Bisa diambil ‘kesimpulan sementara’ dari diskusi di konjen bahwa memang yang dialami oleh mahasiswa internasional dalam berinteraksi dengan mahasiswa lokal tidak mudah! Seperti yang dilaporkan dari ketiga laporan universitas tsb diatas kedua belah pihak bukannya tidak mau bergaul tapi kedua kelompok tidak tahu bagaimana caranya! Bahasa faktor yang penting sekali tapi ternyata bukan yang terpenting dan dominan! Karena ternyata faktor KEPRIBADIAN punya peranan yang lebih penting dan dominan! Dan mengherankan di dalam kedua laporan tsb tidak disebutkan sama sekali peranan KEPRIBADIAN!

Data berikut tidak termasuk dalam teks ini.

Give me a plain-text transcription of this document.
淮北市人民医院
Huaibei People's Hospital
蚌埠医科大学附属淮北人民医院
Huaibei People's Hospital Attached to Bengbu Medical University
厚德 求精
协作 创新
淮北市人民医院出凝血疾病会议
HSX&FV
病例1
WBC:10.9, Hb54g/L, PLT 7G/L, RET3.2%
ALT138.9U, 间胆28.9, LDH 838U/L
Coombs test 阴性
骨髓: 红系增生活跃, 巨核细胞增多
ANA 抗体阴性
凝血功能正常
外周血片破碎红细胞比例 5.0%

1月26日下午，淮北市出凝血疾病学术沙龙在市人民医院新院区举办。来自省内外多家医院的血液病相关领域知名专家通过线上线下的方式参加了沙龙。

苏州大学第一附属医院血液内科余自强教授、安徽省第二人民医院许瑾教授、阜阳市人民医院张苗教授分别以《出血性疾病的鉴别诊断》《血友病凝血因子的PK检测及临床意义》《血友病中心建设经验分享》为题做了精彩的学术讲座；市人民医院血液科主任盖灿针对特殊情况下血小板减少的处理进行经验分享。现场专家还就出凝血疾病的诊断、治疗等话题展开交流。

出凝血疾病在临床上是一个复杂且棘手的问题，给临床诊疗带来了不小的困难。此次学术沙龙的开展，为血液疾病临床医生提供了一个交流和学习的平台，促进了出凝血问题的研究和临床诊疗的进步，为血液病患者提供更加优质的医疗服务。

Menarik karena di dalam diskusi di konjen sore itu tersentuh sedikit masalah rasisme. Salah seorang anggota panel berkata bahwa ‘the white men are so arrogant’. Anggota panel dari Australia menjawab bahwa orang Australia yg rasis hanya segelintir dan rasisme bisa ditemukan di mana-mana tidak hanya di Australia! Apa mungkin karena jumlah mahasiswa dari Indonesia tidak begitu banyak dibandingkan mahasiswa dari Cina atau India? Atau mungkin mahasiswa Indonesia lebih ramah dan lebih bisa bergaul? Atau memang karena mahasiswa Indonesia sendiri menyadari bahwa kalau sudah sampai ke masalah rasisme, orang Indonesia sendiri menyadari bahwa mereka sendiri sebenarnya juga rasis!
Pernyataan seperti; ‘Padang bengkok ‘lu!’ ‘Batak ‘lu!’ Jawa ‘lu’. ‘Hati-hati Batak! Kalau lagi sendiri main gitar. Berdua main catur! Kalau udah bertiga, tutup pintu karena mereka mau ngerampok! Eh, ada bule! Ini sebenarnya rasisme! Rasisme di dalam alam bawah sadar! Kita tidak sadar! Di dalam kamus disebutkan definisi rasis: Etnis dijadikan patokan dasar dalam menentukan kemampuan dan sifat seseorang atau kelompok. Cuma kita orang Indonesia tidak sadar bahwa kita sebenarnya juga rasis! Jadi sebaiknya jangan ikut-ikutan demonstrasi anti rasisme!
Menurut salah seorang mahasiswa Indonesia yg datang ke Australia pada waktu kelas 3 SMU, kemudian mendapatkan S1,S2 di Universitas Macquarie dan S3 di ANU, dan sekarang menjabat sebagai CEO di salah satu perusahaan Australia menyatakan bahwa kita tidak harus ‘minder’ karena bahasa Inggris yg belum sempurna. Yang penting ‘niat’ dan ‘penampilan’ karena dua faktor ini ternyata penting. Dilihat lebih teliti ‘niat’ dan ‘penampilan’ adalah faktor-faktor ‘kepribadian’. Di dalam Kamus Besar Bahasa Indonesia (1989) disebutkan bahwa ‘kepribadian’ adalah sifat hakiki yg tercermin pada sikap seseorang atau suatu bangsa yg membedakan dirinya dari orang atau bangsa lain. Dan ini susah diukur dan tidak heran dalam laporan Universitas Adelaide, Monash dan Melbourne, faktor kepribadian tidak disebutkan sama sekali! Dan yang lebih menarik adalah komentar Idris adalah ‘dare to be different’. Karena kita berbeda, orang akan tanya, ‘Anda dari mana?’ Dari kalimat tanya ini sebenarnya Anda bisa ‘buat jembatan’ untuk membuat satu persahabatan karena Anda bisa cerita banyak tenatng Indonesia! Di Indonesia Anda tidak akan ditanya karena Anda bagian dari mayoritas! Jadi betul bahwa sebenarnya di Australia akan ada banyak kemungkinan untuk punya teman lebih banyak karena faktor ‘dare to be different!’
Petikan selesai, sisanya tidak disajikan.